In his Budget Debate speech on 1 March 2022, NTUC Operations Department Director Fahmi Aliman urged the Government to expand the Progressive Wage Model (PWM) to the strata and facilities management and pest management sectors.
“NTUC has conducted several engagements with stakeholders in the respective sectors, and response has been very encouraging thus far,” he said.
Mr Fahmi also suggested that the Government ensures the sustainability of PWM wage increases by incentivising service buyers from the private sector to adopt outcome-based contracting.
Consumers and service buyers can do their part in taking care of the welfare of outsourced workers, he added.
“Consumers and service buyers should also become more socially responsible and reject service providers that provide services at low cost, but at the expense of the welfare of such essential service workers.
“Instead, service buyers should adopt an outcome-based contracting model, where contracts are awarded to companies with progressive employment practices that give due recognition to workers, rather than basing these decisions on price alone,” he said.
Mr Fahmi also suggested that the Government provides funding for trade associations to engage consultants to develop an outcome-based contracts guide.
“Depending on the industry, the consultants would develop bespoke guides for employers in varying industries. By incentivising private sector employers to implement outcome-based contracts, due recognition can be accorded to our workers, ensure they can progress and perform higher-value roles, and our PWM wage increases will be more sustainable in the long run," he said.
The Progressive Wage Credit Scheme (PWCS) was also a point Mr Fahmi raised in his speech.
He asked the Government how new sectors incorporated into the PWM between 2025 and 2026 will be supported, and if the Government will make special provisions for these industries.
“The introduction of the PWCS is a step in the right direction and will go a long way in uplifting and supporting lower-wage workers.
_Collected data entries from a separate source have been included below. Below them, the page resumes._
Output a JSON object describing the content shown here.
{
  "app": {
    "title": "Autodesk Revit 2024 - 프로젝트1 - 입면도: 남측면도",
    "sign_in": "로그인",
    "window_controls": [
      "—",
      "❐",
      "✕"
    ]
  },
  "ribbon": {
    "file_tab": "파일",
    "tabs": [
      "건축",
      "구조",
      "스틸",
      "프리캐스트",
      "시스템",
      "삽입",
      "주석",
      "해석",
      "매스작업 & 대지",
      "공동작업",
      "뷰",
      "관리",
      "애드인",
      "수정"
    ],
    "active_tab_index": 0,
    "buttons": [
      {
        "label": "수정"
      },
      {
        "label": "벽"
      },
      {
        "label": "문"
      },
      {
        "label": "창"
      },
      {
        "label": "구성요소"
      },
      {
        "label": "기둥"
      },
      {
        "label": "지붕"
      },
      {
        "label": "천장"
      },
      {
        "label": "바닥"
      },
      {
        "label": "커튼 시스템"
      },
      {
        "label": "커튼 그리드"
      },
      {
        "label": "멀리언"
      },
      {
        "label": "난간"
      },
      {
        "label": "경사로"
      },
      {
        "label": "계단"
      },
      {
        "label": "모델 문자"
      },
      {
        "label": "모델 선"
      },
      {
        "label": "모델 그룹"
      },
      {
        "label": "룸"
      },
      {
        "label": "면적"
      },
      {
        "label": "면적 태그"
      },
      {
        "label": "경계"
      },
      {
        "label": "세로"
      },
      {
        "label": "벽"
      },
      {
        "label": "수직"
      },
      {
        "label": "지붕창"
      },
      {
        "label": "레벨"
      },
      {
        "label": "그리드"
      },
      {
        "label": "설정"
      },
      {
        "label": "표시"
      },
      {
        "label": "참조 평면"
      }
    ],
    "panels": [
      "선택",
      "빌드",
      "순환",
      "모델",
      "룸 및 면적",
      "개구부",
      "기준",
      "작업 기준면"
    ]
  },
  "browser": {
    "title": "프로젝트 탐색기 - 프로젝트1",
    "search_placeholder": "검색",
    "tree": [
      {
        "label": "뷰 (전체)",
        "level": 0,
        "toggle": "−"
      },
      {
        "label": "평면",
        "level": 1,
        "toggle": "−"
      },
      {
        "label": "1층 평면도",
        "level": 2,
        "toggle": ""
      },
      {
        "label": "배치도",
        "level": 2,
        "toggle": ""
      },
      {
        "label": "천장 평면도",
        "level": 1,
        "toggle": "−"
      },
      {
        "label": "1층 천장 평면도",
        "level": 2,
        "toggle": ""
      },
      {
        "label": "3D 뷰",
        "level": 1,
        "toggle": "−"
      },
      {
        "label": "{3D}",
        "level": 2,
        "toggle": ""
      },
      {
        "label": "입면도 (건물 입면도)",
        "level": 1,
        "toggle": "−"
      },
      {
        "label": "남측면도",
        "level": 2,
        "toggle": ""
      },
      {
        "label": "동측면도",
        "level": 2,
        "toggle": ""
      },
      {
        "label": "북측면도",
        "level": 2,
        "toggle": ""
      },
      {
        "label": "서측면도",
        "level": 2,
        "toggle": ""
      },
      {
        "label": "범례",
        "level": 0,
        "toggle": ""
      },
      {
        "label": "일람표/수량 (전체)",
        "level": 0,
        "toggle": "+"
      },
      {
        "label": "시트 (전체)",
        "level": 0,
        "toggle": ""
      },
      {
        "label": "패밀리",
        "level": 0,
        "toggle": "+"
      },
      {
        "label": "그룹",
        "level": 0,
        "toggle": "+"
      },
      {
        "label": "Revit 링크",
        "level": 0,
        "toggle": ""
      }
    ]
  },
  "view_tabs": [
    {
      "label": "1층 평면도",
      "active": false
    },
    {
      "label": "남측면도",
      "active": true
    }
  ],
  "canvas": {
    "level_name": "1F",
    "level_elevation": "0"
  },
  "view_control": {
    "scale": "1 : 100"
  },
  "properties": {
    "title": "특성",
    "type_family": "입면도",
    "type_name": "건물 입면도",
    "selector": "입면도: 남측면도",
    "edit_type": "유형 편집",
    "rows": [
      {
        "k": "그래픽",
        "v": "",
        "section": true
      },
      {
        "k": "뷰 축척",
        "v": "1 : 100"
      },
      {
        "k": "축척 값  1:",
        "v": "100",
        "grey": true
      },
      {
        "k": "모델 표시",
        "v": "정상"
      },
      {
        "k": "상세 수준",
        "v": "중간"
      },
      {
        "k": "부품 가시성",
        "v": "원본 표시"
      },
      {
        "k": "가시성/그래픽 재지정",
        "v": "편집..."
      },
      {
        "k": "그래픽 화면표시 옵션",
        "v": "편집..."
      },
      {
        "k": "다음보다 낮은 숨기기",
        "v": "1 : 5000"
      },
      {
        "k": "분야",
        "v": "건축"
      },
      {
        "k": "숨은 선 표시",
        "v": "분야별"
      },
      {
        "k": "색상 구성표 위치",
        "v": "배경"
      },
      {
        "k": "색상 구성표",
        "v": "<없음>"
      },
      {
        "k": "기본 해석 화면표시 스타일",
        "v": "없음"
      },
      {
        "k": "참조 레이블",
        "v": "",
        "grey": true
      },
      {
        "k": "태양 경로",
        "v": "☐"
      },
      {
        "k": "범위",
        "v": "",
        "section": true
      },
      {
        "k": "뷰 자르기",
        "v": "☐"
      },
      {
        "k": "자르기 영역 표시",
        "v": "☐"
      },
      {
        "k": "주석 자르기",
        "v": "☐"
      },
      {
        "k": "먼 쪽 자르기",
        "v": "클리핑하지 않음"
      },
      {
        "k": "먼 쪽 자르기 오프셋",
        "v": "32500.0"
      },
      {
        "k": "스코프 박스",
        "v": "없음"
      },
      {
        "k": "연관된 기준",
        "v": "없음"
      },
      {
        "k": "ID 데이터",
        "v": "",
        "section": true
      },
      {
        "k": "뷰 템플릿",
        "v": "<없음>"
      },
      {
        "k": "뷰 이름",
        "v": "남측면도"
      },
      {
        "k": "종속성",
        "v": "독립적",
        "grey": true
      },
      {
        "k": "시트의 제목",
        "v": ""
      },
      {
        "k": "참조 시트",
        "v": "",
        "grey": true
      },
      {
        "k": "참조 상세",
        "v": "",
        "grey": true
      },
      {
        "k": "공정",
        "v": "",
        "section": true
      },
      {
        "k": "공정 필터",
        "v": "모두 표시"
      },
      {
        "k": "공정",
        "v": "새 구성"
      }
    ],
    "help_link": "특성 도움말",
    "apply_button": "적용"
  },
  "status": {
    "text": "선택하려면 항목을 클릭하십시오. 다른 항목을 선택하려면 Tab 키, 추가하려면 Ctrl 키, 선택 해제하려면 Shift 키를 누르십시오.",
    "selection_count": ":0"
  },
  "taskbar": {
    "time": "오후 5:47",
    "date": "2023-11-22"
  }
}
Having said that, at NTUC, we are cognisant that efforts to help lower-wage workers is a long-term strategy.
“As more sectors and occupations are incorporated into the PWM, there will be a greater need to re-think the duration of transitory support new sectors will receive under the PWCS beyond 2026.”
Mr Fahmi also reiterated the Labour Movement’s call for the Government to consider mandating electronic payment of salary for migrant workers to protect them from exploitation.
“Electronic payment has greatly assisted workers in recovering their salaries during salary disputes. Mandating electronic payment of salaries would thus reduce room for abuse and protect workers from exploitation. Besides, I follow a long line of Labour MPs who have called for the electronic payment of salaries,” he said.
To ensure migrant workers are insured within and beyond the workplace, Mr Fahmi also called on the Government to mandate or incentivise companies to sponsor the NTUC Migrant Workers’ Centre’s Associate Membership fee for their migrant workers.
“NTUC has perennially been advocating for enhanced medical coverage for the welfare and safety of our migrant workers ... At NTUC, we strongly believe that our migrant workers deserve to be insured against risks within and beyond the workplace,” he said.